Hey, I'd love cheap, clean energy as much as the next person. But states that are dealing with the aging facilities know nuclear energy is not as easy as they'd like us to think. There's the problem of waste disposal, of course, and while the risks of a major event are allegedly small, the potential for human catastrophe is enormous:

But the leaks have the potential to slow, if not stop, the bandwagon. Crucial voices are calling for caution. “I am appalled by the safety procedures not only at Vermont Yankee, but at other nuclear facilities across the country who have failed to inspect thousands of miles of buried pipes at their facilities," US Representative Edward J. Markey of Massachusetts, the chairman of the House Energy and Environment Subcommittee, said last week. Earlier this month, Markey asked the US Government Accountability Office to investigate the integrity, safety, inspections, and maintenance of buried pipes at nuclear plants.
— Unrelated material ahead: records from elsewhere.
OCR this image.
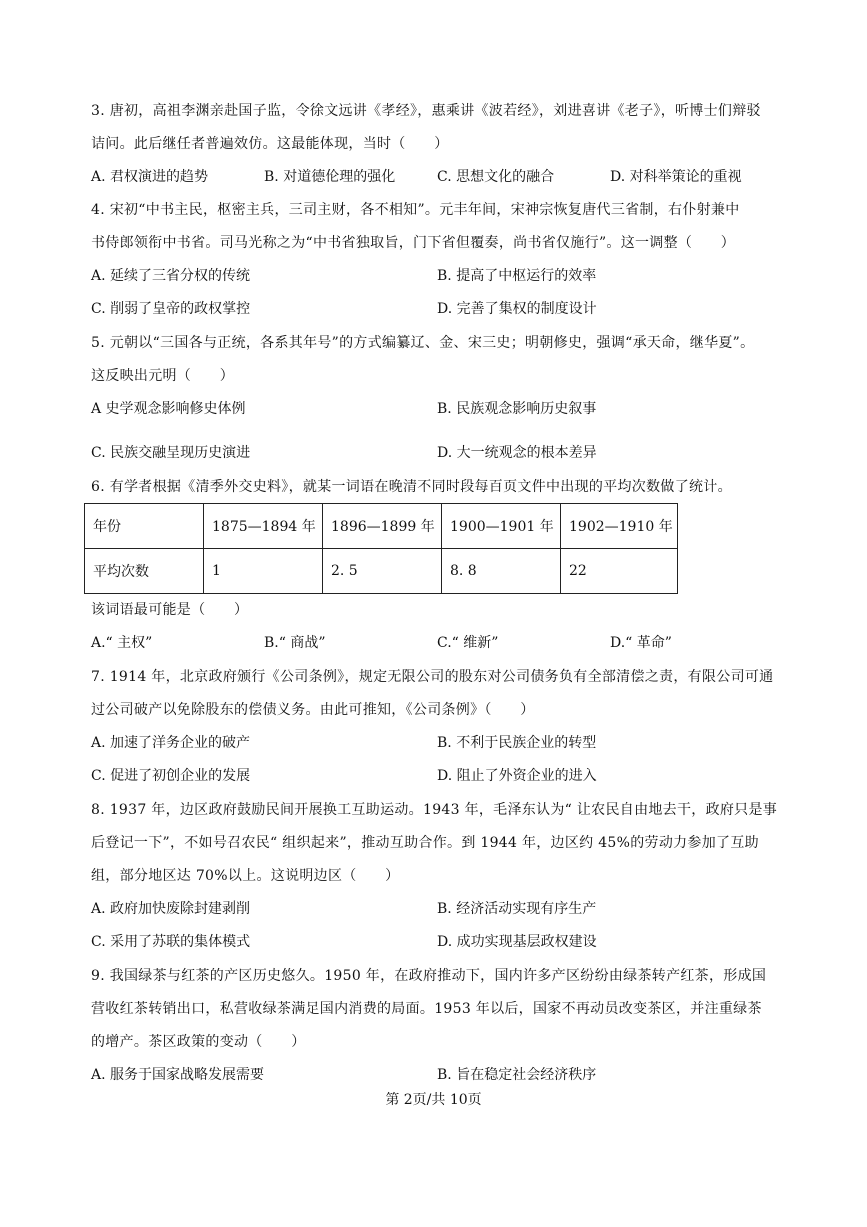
3. 唐初，高祖李渊亲赴国子监，令徐文远讲《孝经》，惠乘讲《波若经》，刘进喜讲《老子》，听博士们辩驳
诘问。此后继任者普遍效仿。这最能体现，当时（　　）
A. 君权演进的趋势	B. 对道德伦理的强化	C. 思想文化的融合	D. 对科举策论的重视
4. 宋初“中书主民，枢密主兵，三司主财，各不相知”。元丰年间，宋神宗恢复唐代三省制，右仆射兼中
书侍郎领衔中书省。司马光称之为“中书省独取旨，门下省但覆奏，尚书省仅施行”。这一调整（　　）
A. 延续了三省分权的传统	B. 提高了中枢运行的效率
C. 削弱了皇帝的政权掌控	D. 完善了集权的制度设计
5. 元朝以“三国各与正统，各系其年号”的方式编纂辽、金、宋三史；明朝修史，强调“承天命，继华夏”。
这反映出元明（　　）
A 史学观念影响修史体例	B. 民族观念影响历史叙事
C. 民族交融呈现历史演进	D. 大一统观念的根本差异
6. 有学者根据《清季外交史料》，就某一词语在晚清不同时段每百页文件中出现的平均次数做了统计。
年份	1875—1894 年	1896—1899 年	1900—1901 年	1902—1910 年
平均次数	1	2. 5	8. 8	22
该词语最可能是（　　）
A.“ 主权”	B.“ 商战”	C.“ 维新”	D.“ 革命”
7. 1914 年，北京政府颁行《公司条例》，规定无限公司的股东对公司债务负有全部清偿之责，有限公司可通
过公司破产以免除股东的偿债义务。由此可推知，《公司条例》（　　）
A. 加速了洋务企业的破产	B. 不利于民族企业的转型
C. 促进了初创企业的发展	D. 阻止了外资企业的进入
8. 1937 年，边区政府鼓励民间开展换工互助运动。1943 年，毛泽东认为“ 让农民自由地去干，政府只是事
后登记一下”，不如号召农民“ 组织起来”，推动互助合作。到 1944 年，边区约 45%的劳动力参加了互助
组，部分地区达 70%以上。这说明边区（　　）
A. 政府加快废除封建剥削	B. 经济活动实现有序生产
C. 采用了苏联的集体模式	D. 成功实现基层政权建设
9. 我国绿茶与红茶的产区历史悠久。1950 年，在政府推动下，国内许多产区纷纷由绿茶转产红茶，形成国
营收红茶转销出口，私营收绿茶满足国内消费的局面。1953 年以后，国家不再动员改变茶区，并注重绿茶
的增产。茶区政策的变动（　　）
A. 服务于国家战略发展需要	B. 旨在稳定社会经济秩序
第 2页/共 10页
Critics say the problems with buried pipes are evidence the plants are too old and poorly maintained to continue to safely operate as many - including plants in Seabrook, N.H., and Plymouth - seek extensions of their original 40-year operating licenses. Nuclear advocates, and the Nuclear Regulatory Commission, say that while the leaks of a radioactive form of water containing tritium are serious, those that have contaminated groundwater have not exceeded regulatory limits or harmed the structural integrity, operation, or safety of the plants.

“No leak of tritium has ever had a negative impact on the health and safety of the public," said Tom Kauffman, a spokesman for the Nuclear Energy Institute, a prominent industry group. In 2006, the industry took it upon itself to search more aggressively for problems with buried piping and tritium leaks.

“These are the most highly regulated, highly monitored industrialized [power plants] in the nation," Kauffman said. He said the nation’s 104 nuclear plants are some of the greenest sources of energy in the country. “It is very important to keep these plants working."

In other words, safe nuclear energy boils down to the same thing it always did: "Trust us." Well, do you? Do you trust them?

When I first wrote about this many years ago, I said that I would trust power company officials when they built their luxury houses on the grounds adjoining their plants, and moved in with their children and grandchildren to stay. I still say that.

If nuclear energy is as safe as they say, it shouldn't be a problem.